To the extent that the Board gave petitioner credit against the new sentence for his eight months of presentence incarceration it correctly applied the foregoing rule, given petitioners failure to post bail during those eight months. It erred, however, in so crediting the en tire period of incarceration prior to the Board hearing. Section 21.1(a) of the Parole Act directs that “if a new sentence is imposed . . . the service of the balance of [the] term originally imposed shall precede the commencement of the new term. ...” 61 P.S. §331.21a(a). Because in the present case there was a final Board order outstanding against petitioner directing service of three months backtime for the technical violation, this period had to commence before the new sentence. The Board thus erred in attributing to the new sentence the three-month period of incarceration beyond the date of sentencing.

Instead, as in effect advanced by petitioner, the three-month backtime should be deemed to commence on August 22, 1985, the date on which he was transferred to the state prison and out of the jurisdiction of the trial court. On this date petitioner was available for reentry into his original sentence. Accordingly, (1) petitioners three-month backtime obligation for the technical violation ended on November 22, 1985; (2) the period from November 23, 1985 to December 2, 1985 (ten days) is to be credited against the new sentence; and (3) the nine months of additional backtime attributable to the new conviction ran from December 3, 1985 to September 3, 1986.

Reversed and Remanded.

Order

Now, April 16, 1987, the Order of the Pennsylvania Board of Probation and Parole, No. 1767-M, dated February 10, 1986, is hereby reversed and remanded for recalculation of Petitioners parole eligibility date in a manner consistent with this opinion.

Jurisdiction relinquished. 
      
       This violation occurred during the first week of November, 1984.
     
      
      
        Board Decision, 2/13/85, at 2.
     
      
       It is immediately to be noted, however, that this statement is not quite accurate.
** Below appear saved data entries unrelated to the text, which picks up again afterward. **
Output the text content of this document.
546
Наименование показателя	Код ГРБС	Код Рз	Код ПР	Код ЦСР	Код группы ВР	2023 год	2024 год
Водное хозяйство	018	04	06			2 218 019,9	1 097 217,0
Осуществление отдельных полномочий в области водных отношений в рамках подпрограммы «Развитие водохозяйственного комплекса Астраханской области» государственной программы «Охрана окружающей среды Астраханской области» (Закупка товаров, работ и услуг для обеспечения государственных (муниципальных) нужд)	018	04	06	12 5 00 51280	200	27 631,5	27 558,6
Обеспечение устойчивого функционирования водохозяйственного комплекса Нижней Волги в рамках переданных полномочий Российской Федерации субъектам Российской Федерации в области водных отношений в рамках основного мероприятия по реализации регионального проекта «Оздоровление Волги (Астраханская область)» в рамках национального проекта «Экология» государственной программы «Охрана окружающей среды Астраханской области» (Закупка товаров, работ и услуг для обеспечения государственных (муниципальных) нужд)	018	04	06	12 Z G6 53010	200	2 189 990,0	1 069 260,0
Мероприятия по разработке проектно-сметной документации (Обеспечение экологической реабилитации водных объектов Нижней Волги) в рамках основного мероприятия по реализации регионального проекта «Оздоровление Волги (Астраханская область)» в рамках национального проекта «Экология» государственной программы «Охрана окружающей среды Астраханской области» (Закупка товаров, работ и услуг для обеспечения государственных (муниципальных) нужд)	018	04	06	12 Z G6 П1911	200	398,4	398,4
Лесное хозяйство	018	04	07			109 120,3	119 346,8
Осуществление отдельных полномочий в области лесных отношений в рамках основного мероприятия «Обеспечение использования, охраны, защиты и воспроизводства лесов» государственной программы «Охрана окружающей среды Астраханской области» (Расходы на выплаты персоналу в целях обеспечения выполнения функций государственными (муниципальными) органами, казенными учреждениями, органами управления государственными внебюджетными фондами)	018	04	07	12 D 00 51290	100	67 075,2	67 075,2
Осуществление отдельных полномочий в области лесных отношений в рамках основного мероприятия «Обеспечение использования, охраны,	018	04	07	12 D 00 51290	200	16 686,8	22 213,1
From the date of sentencing to the date of the Board hearing bail was not available to petitioner, since he had been convicted and no appeal was sought. See infra note 6.
     
      
       Act of August 6, 1941, P.L. 861, as amended.
      
     
      
       This section is applicable to petitioner, since his original and new sentence were both to be served in the state penal system. See 61 P.S. §331.2ia(a)(l).
     
      
       The Boards reasoning with respect to petitioners failure to post bail from the date of his sentencing to the date of the Board hearing is, of course, patently infirm, because bail is not available after an unappealed conviction. The logic of Rodriques and Gaito—relied upon by the Board in this appeal—simply has no bearing on the analysis of post-sentence periods of incarceration.